On a montré le Temple du Goût, tel qu’il est, à monsieur le garde des sceaux[2], et on a jugé qu’on pouvait en avoir non-seulement une permission tacite, mais un privilège, n’y ayant rien qui blesse l’État, la religion, ni les mœurs. M. l’abbé de Rothelin[3], qui a bien voulu me donner tous les jours ses conseils sur cet ouvrage, et qui le protège, a cru que M. de Crèbillon, qui n’est pas maltraité dans le Temple, en serait un juge favorable. Je lui ai fait tenir le manuscrit par monsieur son fils.

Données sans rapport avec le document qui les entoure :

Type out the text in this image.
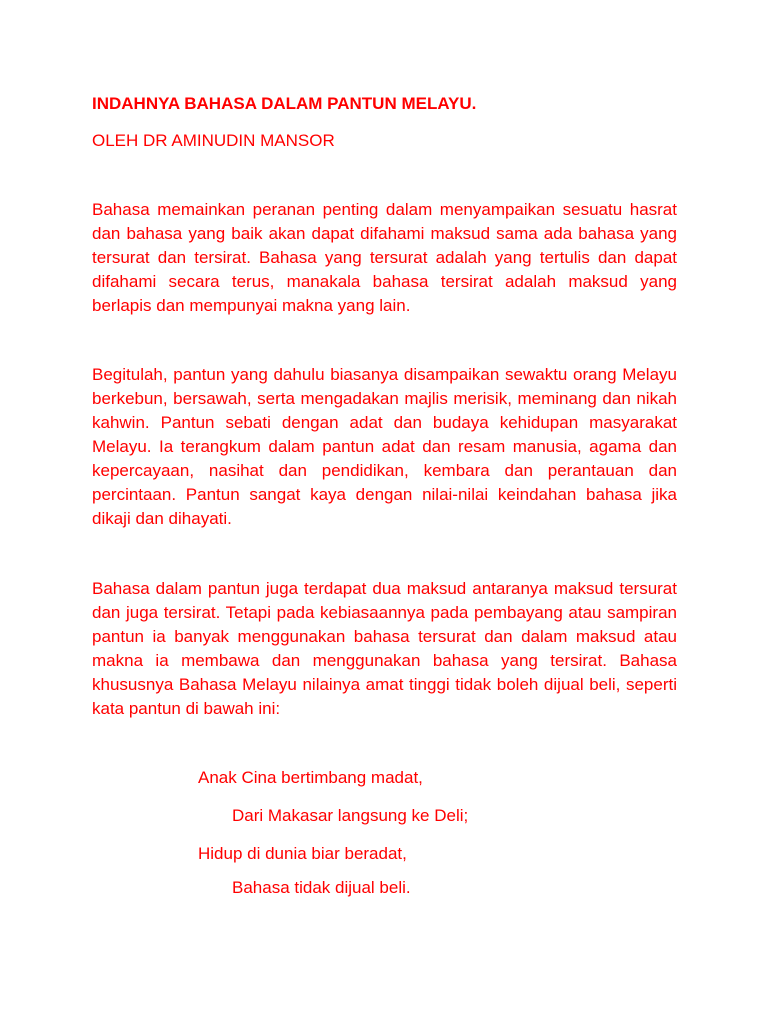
INDAHNYA BAHASA DALAM PANTUN MELAYU.

OLEH DR AMINUDIN MANSOR

Bahasa memainkan peranan penting dalam menyampaikan sesuatu hasrat dan bahasa yang baik akan dapat difahami maksud sama ada bahasa yang tersurat dan tersirat. Bahasa yang tersurat adalah yang tertulis dan dapat difahami secara terus, manakala bahasa tersirat adalah maksud yang berlapis dan mempunyai makna yang lain.

Begitulah, pantun yang dahulu biasanya disampaikan sewaktu orang Melayu berkebun, bersawah, serta mengadakan majlis merisik, meminang dan nikah kahwin. Pantun sebati dengan adat dan budaya kehidupan masyarakat Melayu. Ia terangkum dalam pantun adat dan resam manusia, agama dan kepercayaan, nasihat dan pendidikan, kembara dan perantauan dan percintaan. Pantun sangat kaya dengan nilai-nilai keindahan bahasa jika dikaji dan dihayati.

Bahasa dalam pantun juga terdapat dua maksud antaranya maksud tersurat dan juga tersirat. Tetapi pada kebiasaannya pada pembayang atau sampiran pantun ia banyak menggunakan bahasa tersurat dan dalam maksud atau makna ia membawa dan menggunakan bahasa yang tersirat. Bahasa khususnya Bahasa Melayu nilainya amat tinggi tidak boleh dijual beli, seperti kata pantun di bawah ini:

Anak Cina bertimbang madat,

Dari Makasar langsung ke Deli;

Hidup di dunia biar beradat,

Bahasa tidak dijual beli.
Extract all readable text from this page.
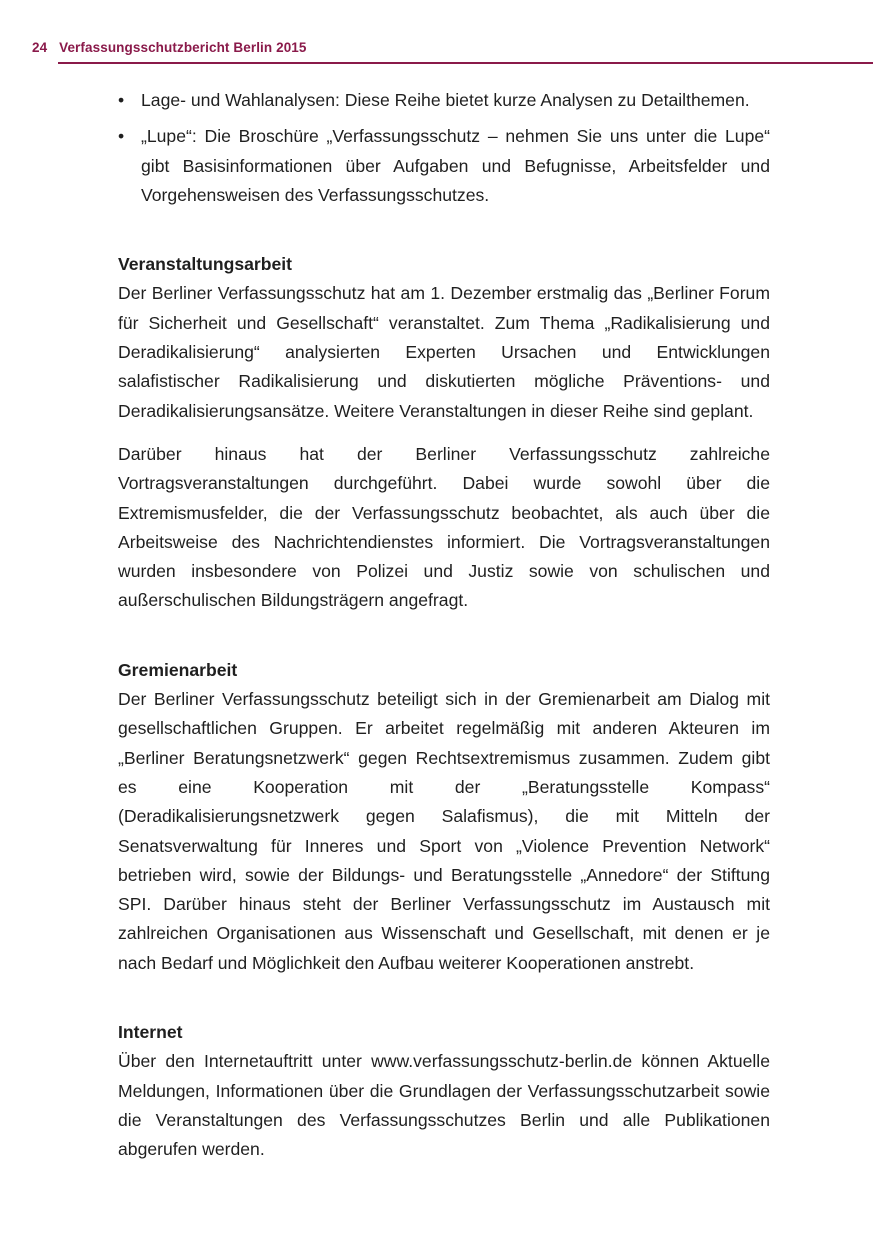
24 Verfassungsschutzbericht Berlin 2015
• Lage- und Wahlanalysen: Diese Reihe bietet kurze Analysen zu Detailthemen.
• „Lupe“: Die Broschüre „Verfassungsschutz – nehmen Sie uns unter die Lupe“ gibt Basisinformationen über Aufgaben und Befugnisse, Arbeitsfelder und Vorgehensweisen des Verfassungsschutzes.
Veranstaltungsarbeit

Der Berliner Verfassungsschutz hat am 1. Dezember erstmalig das „Berliner Forum für Sicherheit und Gesellschaft“ veranstaltet. Zum Thema „Radikalisierung und Deradikalisierung“ analysierten Experten Ursachen und Entwicklungen salafistischer Radikalisierung und diskutierten mögliche Präventions- und Deradikalisierungsansätze. Weitere Veranstaltungen in dieser Reihe sind geplant.

Darüber hinaus hat der Berliner Verfassungsschutz zahlreiche Vortragsveranstaltungen durchgeführt. Dabei wurde sowohl über die Extremismusfelder, die der Verfassungsschutz beobachtet, als auch über die Arbeitsweise des Nachrichtendienstes informiert. Die Vortragsveranstaltungen wurden insbesondere von Polizei und Justiz sowie von schulischen und außerschulischen Bildungsträgern angefragt.

Gremienarbeit

Der Berliner Verfassungsschutz beteiligt sich in der Gremienarbeit am Dialog mit gesellschaftlichen Gruppen. Er arbeitet regelmäßig mit anderen Akteuren im „Berliner Beratungsnetzwerk“ gegen Rechtsextremismus zusammen. Zudem gibt es eine Kooperation mit der „Beratungsstelle Kompass“ (Deradikalisierungsnetzwerk gegen Salafismus), die mit Mitteln der Senatsverwaltung für Inneres und Sport von „Violence Prevention Network“ betrieben wird, sowie der Bildungs- und Beratungsstelle „Annedore“ der Stiftung SPI. Darüber hinaus steht der Berliner Verfassungsschutz im Austausch mit zahlreichen Organisationen aus Wissenschaft und Gesellschaft, mit denen er je nach Bedarf und Möglichkeit den Aufbau weiterer Kooperationen anstrebt.

Internet

Über den Internetauftritt unter www.verfassungsschutz-berlin.de können Aktuelle Meldungen, Informationen über die Grundlagen der Verfassungsschutzarbeit sowie die Veranstaltungen des Verfassungsschutzes Berlin und alle Publikationen abgerufen werden.
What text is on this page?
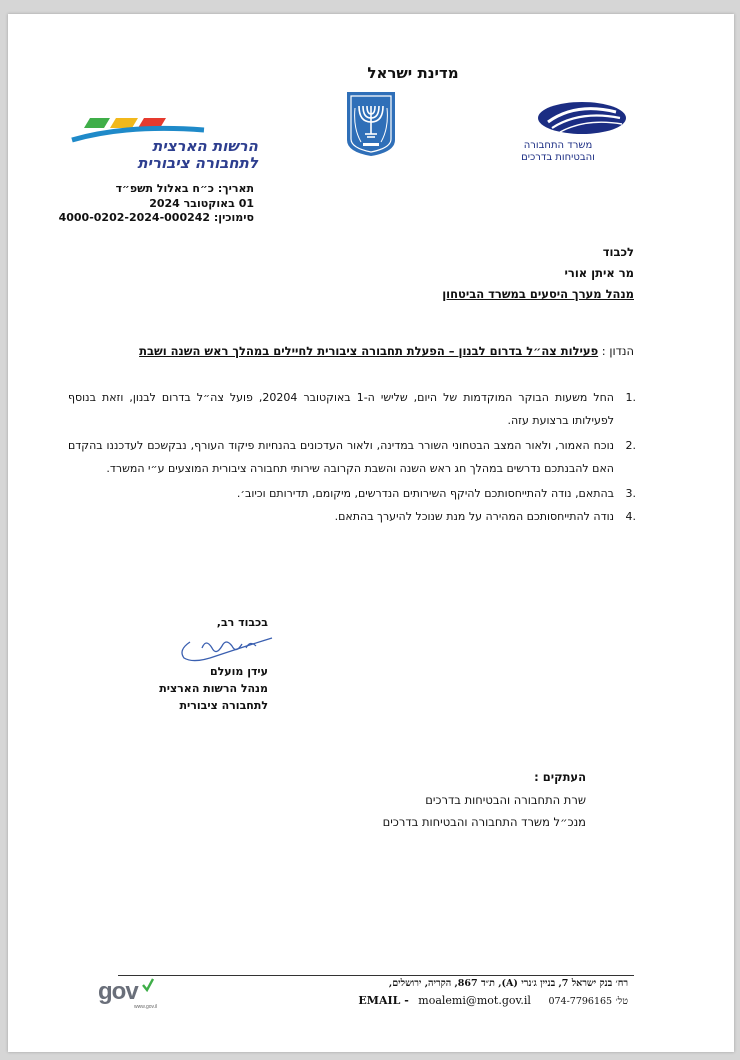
מדינת ישראל
משרד התחבורה
והבטיחות בדרכים
הרשות הארצית
לתחבורה ציבורית
תאריך: כ״ח באלול תשפ״ד
01 באוקטובר 2024
סימוכין: 4000-0202-2024-000242
לכבוד
מר איתן אורי
מנהל מערך היסעים במשרד הביטחון
הנדון : פעילות צה״ל בדרום לבנון – הפעלת תחבורה ציבורית לחיילים במהלך ראש השנה ושבת
.1
החל משעות הבוקר המוקדמות של היום, שלישי ה-1 באוקטובר 20204, פועל צה״ל בדרום לבנון, וזאת בנוסף לפעילותו ברצועת עזה.
.2
נוכח האמור, ולאור המצב הבטחוני השורר במדינה, ולאור העדכונים בהנחיות פיקוד העורף, נבקשכם לעדכננו בהקדם האם להבנתכם נדרשים במהלך חג ראש השנה והשבת הקרובה שירותי תחבורה ציבורית המוצעים ע״י המשרד.
.3
בהתאם, נודה להתייחסותכם להיקף השירותים הנדרשים, מיקומם, תדירותם וכיוב׳.
.4
נודה להתייחסותכם המהירה על מנת שנוכל להיערך בהתאם.
בכבוד רב,
עידן מועלם
מנהל הרשות הארצית
לתחבורה ציבורית
העתקים :
שרת התחבורה והבטיחות בדרכים
מנכ״ל משרד התחבורה והבטיחות בדרכים
רח׳ בנק ישראל 7, בניין ג׳נרי (A), ת״ד 867, הקריה, ירושלים,
EMAIL - moalemi@mot.gov.il 074-7796165 טל׳
gov
www.gov.il
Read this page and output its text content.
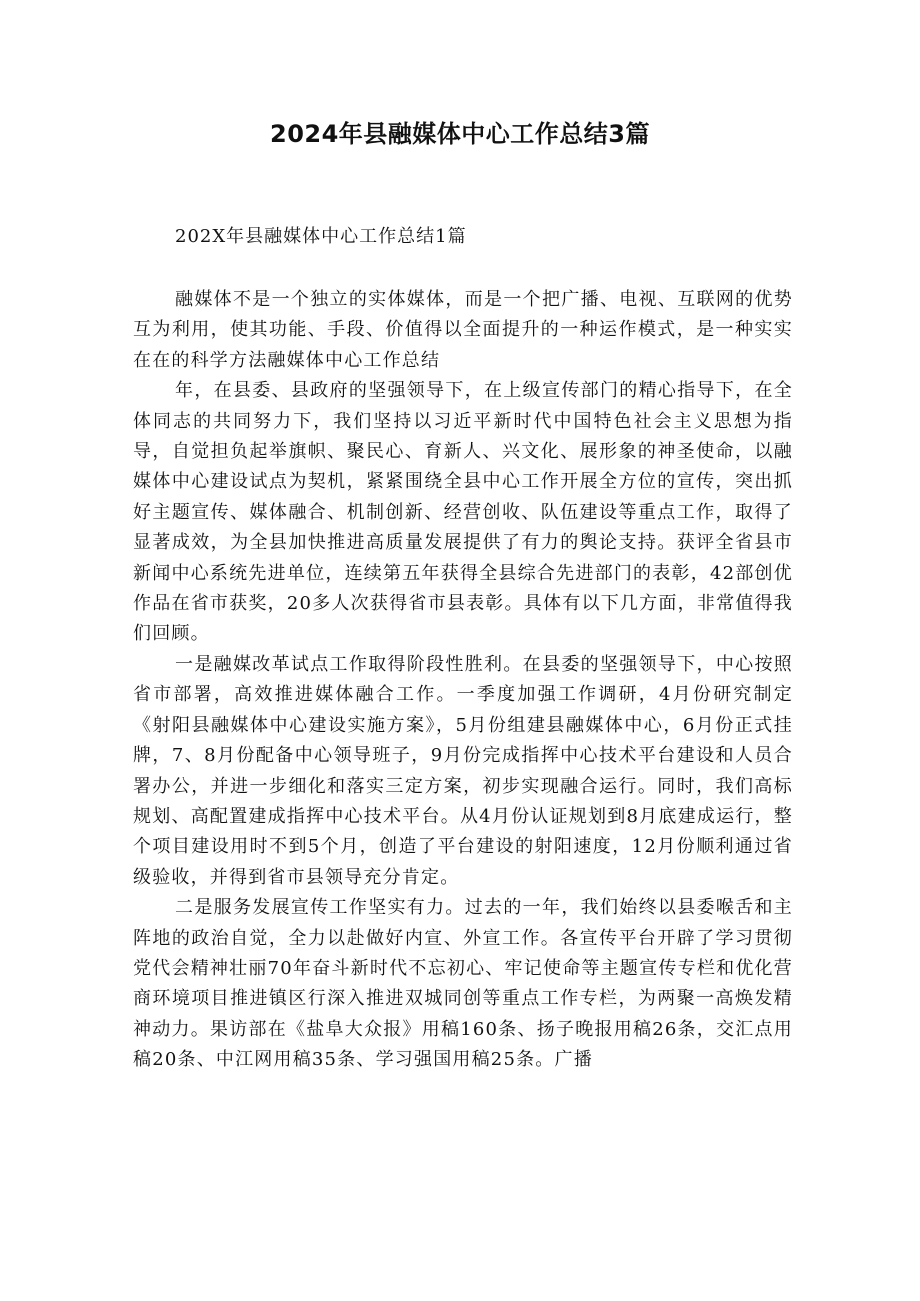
2024年县融媒体中心工作总结3篇

202X年县融媒体中心工作总结1篇

融媒体不是一个独立的实体媒体，而是一个把广播、电视、互联网的优势互为利用，使其功能、手段、价值得以全面提升的一种运作模式，是一种实实在在的科学方法融媒体中心工作总结

年，在县委、县政府的坚强领导下，在上级宣传部门的精心指导下，在全体同志的共同努力下，我们坚持以习近平新时代中国特色社会主义思想为指导，自觉担负起举旗帜、聚民心、育新人、兴文化、展形象的神圣使命，以融媒体中心建设试点为契机，紧紧围绕全县中心工作开展全方位的宣传，突出抓好主题宣传、媒体融合、机制创新、经营创收、队伍建设等重点工作，取得了显著成效，为全县加快推进高质量发展提供了有力的舆论支持。获评全省县市新闻中心系统先进单位，连续第五年获得全县综合先进部门的表彰，42部创优作品在省市获奖，20多人次获得省市县表彰。具体有以下几方面，非常值得我们回顾。

一是融媒改革试点工作取得阶段性胜利。在县委的坚强领导下，中心按照省市部署，高效推进媒体融合工作。一季度加强工作调研，4月份研究制定《射阳县融媒体中心建设实施方案》，5月份组建县融媒体中心，6月份正式挂牌，7、8月份配备中心领导班子，9月份完成指挥中心技术平台建设和人员合署办公，并进一步细化和落实三定方案，初步实现融合运行。同时，我们高标规划、高配置建成指挥中心技术平台。从4月份认证规划到8月底建成运行，整个项目建设用时不到5个月，创造了平台建设的射阳速度，12月份顺利通过省级验收，并得到省市县领导充分肯定。

二是服务发展宣传工作坚实有力。过去的一年，我们始终以县委喉舌和主阵地的政治自觉，全力以赴做好内宣、外宣工作。各宣传平台开辟了学习贯彻党代会精神壮丽70年奋斗新时代不忘初心、牢记使命等主题宣传专栏和优化营商环境项目推进镇区行深入推进双城同创等重点工作专栏，为两聚一高焕发精神动力。果访部在《盐阜大众报》用稿160条、扬子晚报用稿26条，交汇点用稿20条、中江网用稿35条、学习强国用稿25条。广播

Je vous prie, mon cher ami, de vouloir bien lire à monseigneur le comte de Clermont l’endroit qui le regarde. J’userai de la même précaution avec M. le prince de Conti. Je vous prie aussi de vouloir bien parler à M. de Crèbillon, afin qu’il ait la bonté de rapporter promptement mon affaire. Si la petite drôlerie[4] réussit, comme je n’en doute nullement, permettez-moi d’en dire un petit mot.


321. — Á M. DE MONCRIF.
11 avril.

Du dieu du Goût j’ai le temple pollu ;
Du dieu d’amour vous ornerez l’Empire,
Car vous avez mentule, plume et lyre ;
Vous savez f…, aimer, chanter, écrire ;
Moi, je n’ai rien qu’un talent mal voulu,
Honni des sots, et qu’on prend pour satire.
Donc je verrai mon Temple vermoulu.
Vous, vous serez baisé, fredonné, lu,
Claqué surtout, heureux comme un élu ;
Et moi sifflé ; mais je ne fais qu’en rire.

  1. Éditeurs, de Cayrol et François.
  2. L. de Chauvelin.
  3. Membre de l’Académie française, qui figure dans le Temple du Goût.
  4. Le ballet de Moncrif, l’Empire de l’Amour.